Bears tight end Zach Miller announces his retirement: 'I physically cannot give the game and our fans what they deserve'

Zach Miller says it is “a blessing in itself” that he is able to walk without aid.

It was just short of 18 months ago that Miller nearly lost his left leg because of a grisly injury while trying to make a touchdown catch for the Bears in New Orleans. He needed nine surgeries before he could progress from standing to walking to most recently jogging.

But despite the difficult recovery, he wasn’t ready to give up on playing football again. On Tuesday, however, he officially closed that chapter of his life.

Miller, 34, announced his retirement in an Instagram post after 66 games in six NFL seasons.

“The time has come to move on from playing the game of football,” Miller wrote. “It has been an incredible journey for myself and my entire family and we can’t thank you enough for your continued support. I would love more than anything to step on Soldier Field one last time but I physically cannot give the game and our fans what they deserve.”

While attending a banquet to receive the Ed Block Courage Award last week, Miller indicated he would make a decision about his career by the time the Bears went to training camp so he wouldn’t take up more of the team’s resources.

The Bears signed Miller to a one-year contract last year even though he wouldn’t play. The deal allowed him to continue to rehab and be a part of the team off the field. But as Miller’s rehabilitation progressed over the last several months, he continued to encounter challenges, including pain when he jogs.

“Physically, I’m changed,” Miller said. “I have certain limitations, and I’m working on that. It’s a new normal, pain you kind of have to deal with. I still have some nerve issues going on I’m trying to adjust to, and I’ll see where that takes me. But yeah, it’s a little different.”

Miller started as a quarterback at Nebraska-Omaha before the Jaguars selected him in the sixth round of the 2009 draft and converted him to tight end. He played parts of three seasons with the Jaguars before a series of injuries sidelined him for three straight seasons.

He re-emerged in 2015 with the Bears to total 34 catches for 439 yards, and he followed with a career-high 47 catches for 486 yards in 2016. He was having another solid year in 2017 before he dislocated his knee and tore the popliteal artery in his leg during the game against the Saints.

After emergency surgery to save his leg, he said he experienced “probably the lowest points I’ve had in my life” over the next couple of days before he told himself, “This ain’t me.”

“I can’t change where I’m at, so dust yourself off, let’s look ahead and attack this thing,” he said.

Miller finished his career with 146 catches for 1,631 yards and 15 touchdowns, though he would argue it should be 16 touchdowns because what he considers a catch in the end zone when he was injured was controversially overturned.

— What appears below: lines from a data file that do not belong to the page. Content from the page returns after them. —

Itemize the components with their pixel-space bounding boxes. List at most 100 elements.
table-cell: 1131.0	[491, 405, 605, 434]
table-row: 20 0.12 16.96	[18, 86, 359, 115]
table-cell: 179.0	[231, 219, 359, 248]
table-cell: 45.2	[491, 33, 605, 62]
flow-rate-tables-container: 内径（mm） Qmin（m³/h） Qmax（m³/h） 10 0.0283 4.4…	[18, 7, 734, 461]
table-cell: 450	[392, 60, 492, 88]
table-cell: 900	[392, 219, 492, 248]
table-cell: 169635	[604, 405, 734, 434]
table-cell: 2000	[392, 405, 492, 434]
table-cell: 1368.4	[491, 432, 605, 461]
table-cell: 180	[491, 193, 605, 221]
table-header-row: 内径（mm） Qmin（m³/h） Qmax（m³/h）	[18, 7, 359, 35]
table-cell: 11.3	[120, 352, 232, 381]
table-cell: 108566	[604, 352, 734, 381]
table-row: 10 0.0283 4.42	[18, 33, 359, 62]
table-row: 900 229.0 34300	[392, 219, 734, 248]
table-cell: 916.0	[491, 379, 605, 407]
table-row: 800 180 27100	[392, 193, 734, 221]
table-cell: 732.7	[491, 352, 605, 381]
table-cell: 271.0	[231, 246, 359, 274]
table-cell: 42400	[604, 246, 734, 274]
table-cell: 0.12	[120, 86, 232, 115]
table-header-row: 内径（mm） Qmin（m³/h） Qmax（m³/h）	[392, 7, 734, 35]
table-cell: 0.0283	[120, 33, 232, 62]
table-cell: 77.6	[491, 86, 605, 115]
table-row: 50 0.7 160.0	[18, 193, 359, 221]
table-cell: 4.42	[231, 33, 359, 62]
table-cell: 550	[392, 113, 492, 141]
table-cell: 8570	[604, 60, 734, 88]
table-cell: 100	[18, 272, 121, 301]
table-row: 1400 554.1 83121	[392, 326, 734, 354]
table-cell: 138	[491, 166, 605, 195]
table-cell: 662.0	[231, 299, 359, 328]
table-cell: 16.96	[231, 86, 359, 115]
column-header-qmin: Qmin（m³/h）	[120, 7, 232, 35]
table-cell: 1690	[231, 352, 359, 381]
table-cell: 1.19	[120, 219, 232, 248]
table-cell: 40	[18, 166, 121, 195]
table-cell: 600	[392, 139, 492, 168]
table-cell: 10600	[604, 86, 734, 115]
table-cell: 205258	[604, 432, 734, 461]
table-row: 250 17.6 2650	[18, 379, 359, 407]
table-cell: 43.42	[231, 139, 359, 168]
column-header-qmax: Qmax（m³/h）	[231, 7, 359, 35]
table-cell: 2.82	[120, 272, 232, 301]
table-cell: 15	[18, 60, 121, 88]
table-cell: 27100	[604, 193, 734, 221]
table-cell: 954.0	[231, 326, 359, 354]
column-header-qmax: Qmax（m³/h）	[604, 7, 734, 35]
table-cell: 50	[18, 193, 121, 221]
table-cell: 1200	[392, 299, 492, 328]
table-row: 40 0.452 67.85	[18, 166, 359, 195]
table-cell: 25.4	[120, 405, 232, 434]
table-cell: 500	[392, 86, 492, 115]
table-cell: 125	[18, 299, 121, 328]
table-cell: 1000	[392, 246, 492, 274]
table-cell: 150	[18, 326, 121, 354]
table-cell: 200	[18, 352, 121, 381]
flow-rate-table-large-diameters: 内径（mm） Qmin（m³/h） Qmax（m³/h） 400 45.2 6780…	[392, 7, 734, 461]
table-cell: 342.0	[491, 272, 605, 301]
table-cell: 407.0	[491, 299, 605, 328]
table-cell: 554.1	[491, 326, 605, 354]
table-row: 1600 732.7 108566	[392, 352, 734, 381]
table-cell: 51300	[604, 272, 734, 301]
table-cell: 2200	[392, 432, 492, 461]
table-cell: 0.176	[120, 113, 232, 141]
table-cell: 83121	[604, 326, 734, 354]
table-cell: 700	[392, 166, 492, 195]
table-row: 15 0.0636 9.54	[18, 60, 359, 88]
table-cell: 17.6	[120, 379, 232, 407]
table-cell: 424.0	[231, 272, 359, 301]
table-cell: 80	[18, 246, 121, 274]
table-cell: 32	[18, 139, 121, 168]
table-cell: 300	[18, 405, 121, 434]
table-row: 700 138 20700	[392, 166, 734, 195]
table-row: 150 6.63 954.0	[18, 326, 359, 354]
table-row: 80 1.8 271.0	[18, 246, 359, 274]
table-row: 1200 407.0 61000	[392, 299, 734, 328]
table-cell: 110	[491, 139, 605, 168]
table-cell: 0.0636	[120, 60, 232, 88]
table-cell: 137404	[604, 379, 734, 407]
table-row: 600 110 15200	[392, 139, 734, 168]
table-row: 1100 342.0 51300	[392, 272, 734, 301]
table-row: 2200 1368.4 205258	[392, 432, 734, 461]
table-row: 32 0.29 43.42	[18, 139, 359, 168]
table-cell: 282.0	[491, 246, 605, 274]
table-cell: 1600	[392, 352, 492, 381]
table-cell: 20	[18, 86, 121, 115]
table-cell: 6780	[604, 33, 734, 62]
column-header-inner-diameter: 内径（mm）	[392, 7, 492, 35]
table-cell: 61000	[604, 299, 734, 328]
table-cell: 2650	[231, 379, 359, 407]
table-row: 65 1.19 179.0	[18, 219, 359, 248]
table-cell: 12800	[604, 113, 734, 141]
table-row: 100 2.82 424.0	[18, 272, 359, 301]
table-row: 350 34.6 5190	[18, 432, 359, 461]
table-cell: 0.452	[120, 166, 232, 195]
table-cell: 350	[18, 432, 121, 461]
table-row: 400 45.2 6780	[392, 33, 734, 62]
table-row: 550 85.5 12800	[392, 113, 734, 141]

BEARS REPORTEDLY TO PLAY IN LONDON OCT. 6: The NFL is releasing its 2019 schedule at 7 p.m. Wednesday, leaving plenty of time for leaks — and there already is another involving the Bears.

They’ll play the Raiders in London on Oct. 6, according to WGN-AM 720’s Harry Teinowitz, who for years has reliably published Bears game dates against specific opponents before the league’s official announcement.

At the owners meetings in Arizona last month, it was officially announced that the Bears will host the Packers in the league’s season-opening kickoff game on Thursday, Sept. 5. That prime-time rivalry will open the league’s 100th season.

The Bears are also expected to play on Thanksgiving Day, facing the Lions at Ford Field, according to a February report from the Sports Business Journal.